Vela, should the Senate confirm him, will take the reins of an agency that has been struggling with a staggering deferred maintenance backlog, and low morale among a workforce that has grappled with sexual harassment issues, low pay, work-life balance inequity, concerns over leadership, and concerns around strategic management, according to the 2017 Best Places To Work survey.

During the two-hour hearing, which Vela shared with nominees for the Assistant Secretary of Energy (Nuclear Energy) and the Federal Energy Regulatory Commission, the Park Service veteran encountered few tough questions outside of workplace misconduct.

He was not asked about Secretary Zinke's push for more lenient hunting and trapping regulations in national preserves in Alaska, about carrying capacities for visitation in crowded parks, about President Trump's proposed cuts in manpower and budget for the Park Service, or whether, as then-director of the Park Service's Southeast Region, he worked with Pedro Ramos, at the time superintendent of Big Cypress, to try to persuade then-NPS Director Jon Jarvis to waive a section of the National Park Service's Management Policies pertaining to wilderness-quality landscapes so they could allow ORV use in 147,000 acres that were added to Big Cypress in 1996.

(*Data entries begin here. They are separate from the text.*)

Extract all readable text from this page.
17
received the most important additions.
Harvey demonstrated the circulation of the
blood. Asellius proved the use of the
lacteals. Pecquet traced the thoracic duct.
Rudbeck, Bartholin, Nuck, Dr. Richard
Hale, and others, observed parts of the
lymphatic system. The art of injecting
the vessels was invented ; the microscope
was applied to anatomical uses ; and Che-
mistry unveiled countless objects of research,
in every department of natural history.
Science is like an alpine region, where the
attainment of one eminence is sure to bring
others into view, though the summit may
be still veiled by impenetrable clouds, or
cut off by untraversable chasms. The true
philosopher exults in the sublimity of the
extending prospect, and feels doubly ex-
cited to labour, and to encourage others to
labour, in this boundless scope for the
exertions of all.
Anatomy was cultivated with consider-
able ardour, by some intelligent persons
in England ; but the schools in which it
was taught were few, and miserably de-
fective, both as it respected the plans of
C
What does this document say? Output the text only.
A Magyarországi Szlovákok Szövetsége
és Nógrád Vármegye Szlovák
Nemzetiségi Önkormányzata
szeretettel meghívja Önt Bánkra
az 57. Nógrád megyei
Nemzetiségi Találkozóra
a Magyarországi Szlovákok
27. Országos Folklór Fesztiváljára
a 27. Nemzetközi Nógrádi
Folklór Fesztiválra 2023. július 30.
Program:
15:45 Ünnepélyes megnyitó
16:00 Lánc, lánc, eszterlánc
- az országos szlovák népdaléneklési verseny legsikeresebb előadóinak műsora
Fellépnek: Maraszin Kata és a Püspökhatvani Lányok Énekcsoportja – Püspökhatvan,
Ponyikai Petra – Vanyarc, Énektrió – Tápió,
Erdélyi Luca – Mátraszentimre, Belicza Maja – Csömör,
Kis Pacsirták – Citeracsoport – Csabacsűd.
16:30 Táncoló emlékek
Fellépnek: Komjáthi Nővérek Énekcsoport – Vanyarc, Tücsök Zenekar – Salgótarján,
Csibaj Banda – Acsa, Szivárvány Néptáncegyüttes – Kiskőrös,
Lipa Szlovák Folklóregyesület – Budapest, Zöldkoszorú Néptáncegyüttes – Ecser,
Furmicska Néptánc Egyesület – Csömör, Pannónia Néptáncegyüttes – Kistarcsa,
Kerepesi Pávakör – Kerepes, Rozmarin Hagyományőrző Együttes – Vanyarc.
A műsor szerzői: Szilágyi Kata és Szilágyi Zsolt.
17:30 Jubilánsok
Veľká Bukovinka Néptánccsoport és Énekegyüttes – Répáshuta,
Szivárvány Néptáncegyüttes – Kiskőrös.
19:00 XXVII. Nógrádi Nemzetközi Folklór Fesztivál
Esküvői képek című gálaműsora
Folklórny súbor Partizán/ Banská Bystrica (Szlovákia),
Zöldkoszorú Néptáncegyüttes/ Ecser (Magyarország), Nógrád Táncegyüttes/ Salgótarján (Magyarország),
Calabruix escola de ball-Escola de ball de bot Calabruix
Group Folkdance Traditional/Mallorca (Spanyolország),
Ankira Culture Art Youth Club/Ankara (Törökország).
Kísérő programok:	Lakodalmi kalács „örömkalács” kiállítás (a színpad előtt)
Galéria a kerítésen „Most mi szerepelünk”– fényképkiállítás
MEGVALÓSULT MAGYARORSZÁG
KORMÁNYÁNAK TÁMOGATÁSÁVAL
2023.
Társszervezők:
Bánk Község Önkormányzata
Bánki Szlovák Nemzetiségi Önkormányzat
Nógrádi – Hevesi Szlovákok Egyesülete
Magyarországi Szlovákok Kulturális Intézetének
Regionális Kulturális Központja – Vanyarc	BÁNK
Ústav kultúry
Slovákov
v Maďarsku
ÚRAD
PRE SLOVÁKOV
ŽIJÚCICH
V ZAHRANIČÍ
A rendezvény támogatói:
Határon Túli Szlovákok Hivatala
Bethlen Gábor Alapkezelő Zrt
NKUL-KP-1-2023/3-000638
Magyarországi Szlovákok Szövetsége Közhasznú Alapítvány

Vela did say he believed in climate science, voiced support for the Restore Our Parks Act legislation before Congress that could provide up to $6.5 billion to address the park system's maintenance backlog, for continuation of the Land and Water Conservation Fund that expired at the end of September, and was open to discussing a redesignation of New River Gorge National River as New River Gorge National Park and Preserve, with the "preserve" added to allow continued hunting in the unit. 

He did balk a bit when Sen. Rob Portman, R-Ohio, said more units of the park system should charge entrance fees. Currently, just 115 of the 418 units charge the fees.

“I think fees play a role and I think what we need to do as we tackle the challenges … that we need to take a hard look at all options," said Vela. "But at the same time, and in the same breath, we need to take a look at who we might be excluding from the process, who don’t have the ability to pay additional fees. So I think those interests are equally compelling and equally important.”

The nomination is expected to go before the full Senate before year's end.